Ball No. 3 includes the dreaded “things out of our control” list, things like the weather and shipping companies.

“There has been this fantastic logistical push to get the boat ready,” said Mason. “The spare panel was made in Italy, but it missed the flight connection in Rotterdam, which added another 20 hours to our timeline. It arrived at the yard this morning at 0500h and is now in a controlled environment where we have the tools and the people in place to make it happen.

“There is another one of these famous pushes coming through, which means it is going to blow like crazy,” Mason continued. “Before that the weather window looks quite favorable, so the guys are under additional pressure to get the repair done. There are a lot of variables and we need a lot of good luck, but until we get to a point where it is not possible, we are going to continue to try and get there and get back in the race.”

Ben Wright and Andy Lowe moving spare parts for the new piece. Image copyright Gustav Morin/Ericsson Racing Team/Volvo Ocean Race.

In order to complete Leg 4 and receive the 4 points available for placing fifth, the Nordic crew must return to the waypoint approximately 60 nautical miles north of Taiwan where it suspended racing on Jan. 27. Ericsson 3 cannot add any new gear for the completion of the leg, which means the crew will have to perform a quick touch-and-go in Qingdao to load the sails, food and gear necessary for the lengthy Leg 5, which totals 12,500 nautical miles and could last 35 to 40 days.

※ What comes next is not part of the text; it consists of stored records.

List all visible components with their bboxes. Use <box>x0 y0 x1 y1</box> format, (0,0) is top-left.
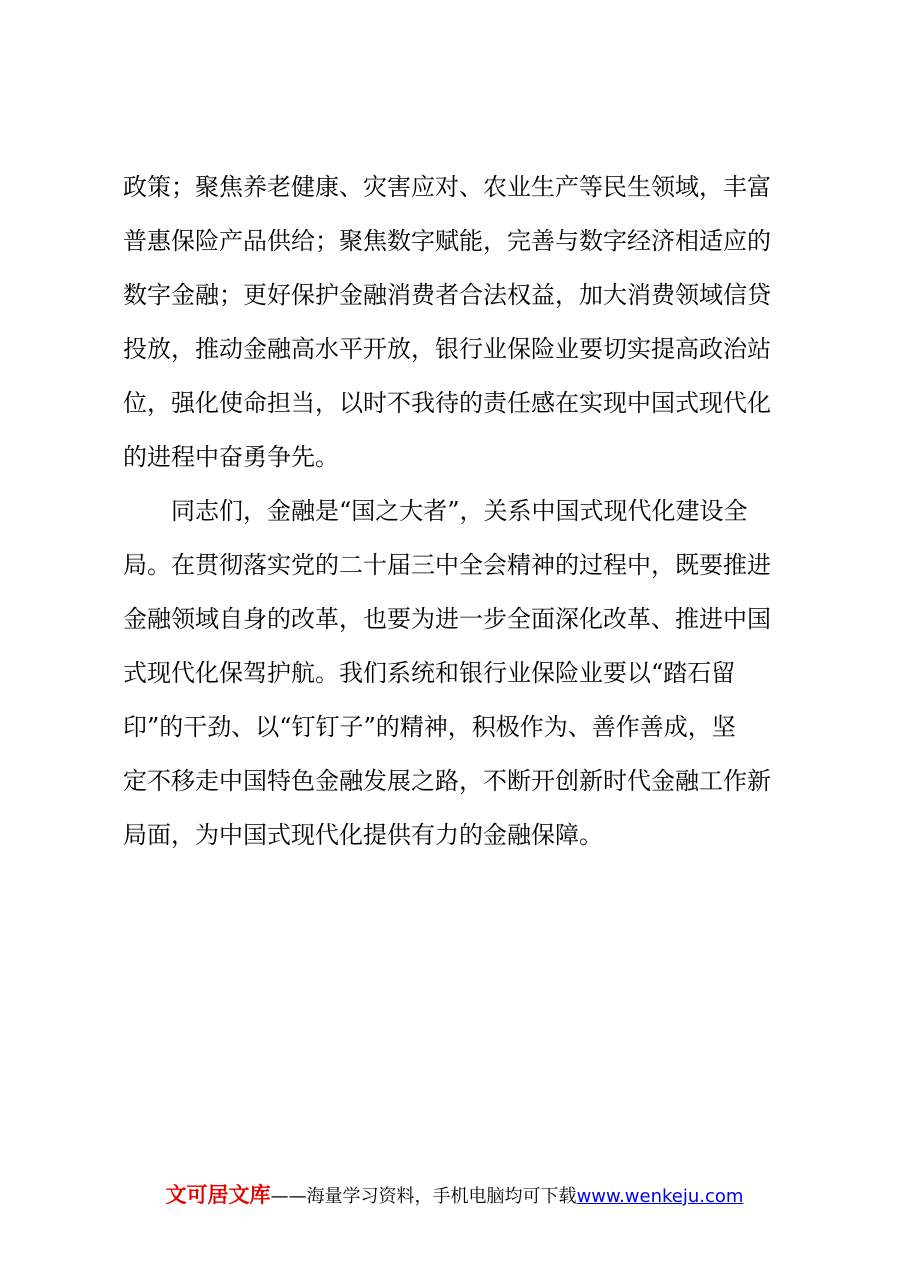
page-footer <box>0 1180 909 1212</box>
paragraph-line: 金融领域自身的改革，也要为进一步全面深化改革、推进中国 <box>123 605 771 633</box>
paragraph-line: 位，强化使命担当，以时不我待的责任感在实现中国式现代化 <box>123 389 771 417</box>
paragraph-line: 局。在贯彻落实党的二十届三中全会精神的过程中，既要推进 <box>123 551 771 579</box>
paragraph-line: 印”的干劲、以“钉钉子”的精神，积极作为、善作善成，坚 <box>123 713 736 741</box>
paragraph-line: 的进程中奋勇争先。 <box>123 443 339 471</box>
paragraph-line: 式现代化保驾护航。我们系统和银行业保险业要以“踏石留 <box>123 659 736 687</box>
footer-brand: 文可居文库 <box>165 1183 271 1207</box>
footer-website-link[interactable]: www.wenkeju.com <box>576 1186 744 1207</box>
document-body <box>123 160 783 862</box>
paragraph-line: 投放，推动金融高水平开放，银行业保险业要切实提高政治站 <box>123 335 771 363</box>
paragraph-line: 数字金融；更好保护金融消费者合法权益，加大消费领域信贷 <box>123 281 771 309</box>
paragraph-line: 普惠保险产品供给；聚焦数字赋能，完善与数字经济相适应的 <box>123 227 771 255</box>
paragraph-line: 定不移走中国特色金融发展之路，不断开创新时代金融工作新 <box>123 767 771 795</box>
paragraph-line: 局面，为中国式现代化提供有力的金融保障。 <box>123 821 603 849</box>
paragraph-line: 同志们，金融是“国之大者”，关系中国式现代化建设全 <box>171 497 748 525</box>
footer-tagline: ——海量学习资料，手机电脑均可下载 <box>270 1186 577 1207</box>
paragraph-line: 政策；聚焦养老健康、灾害应对、农业生产等民生领域，丰富 <box>123 173 771 201</box>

“The race is far from over,” said helmsman Thomas Johansson. “Even if we don’t get to the start line in time, the points that we will make on the way to Rio are important. So all we can do now is try our hardest to get the boat ready and fight on. Even after Rio there are plenty of points up for grab. We need to get some positive energy and move forward and fight on. We are very thankful to the shore and boatbuilding crews, who have done an incredible job to get us to where we are now.”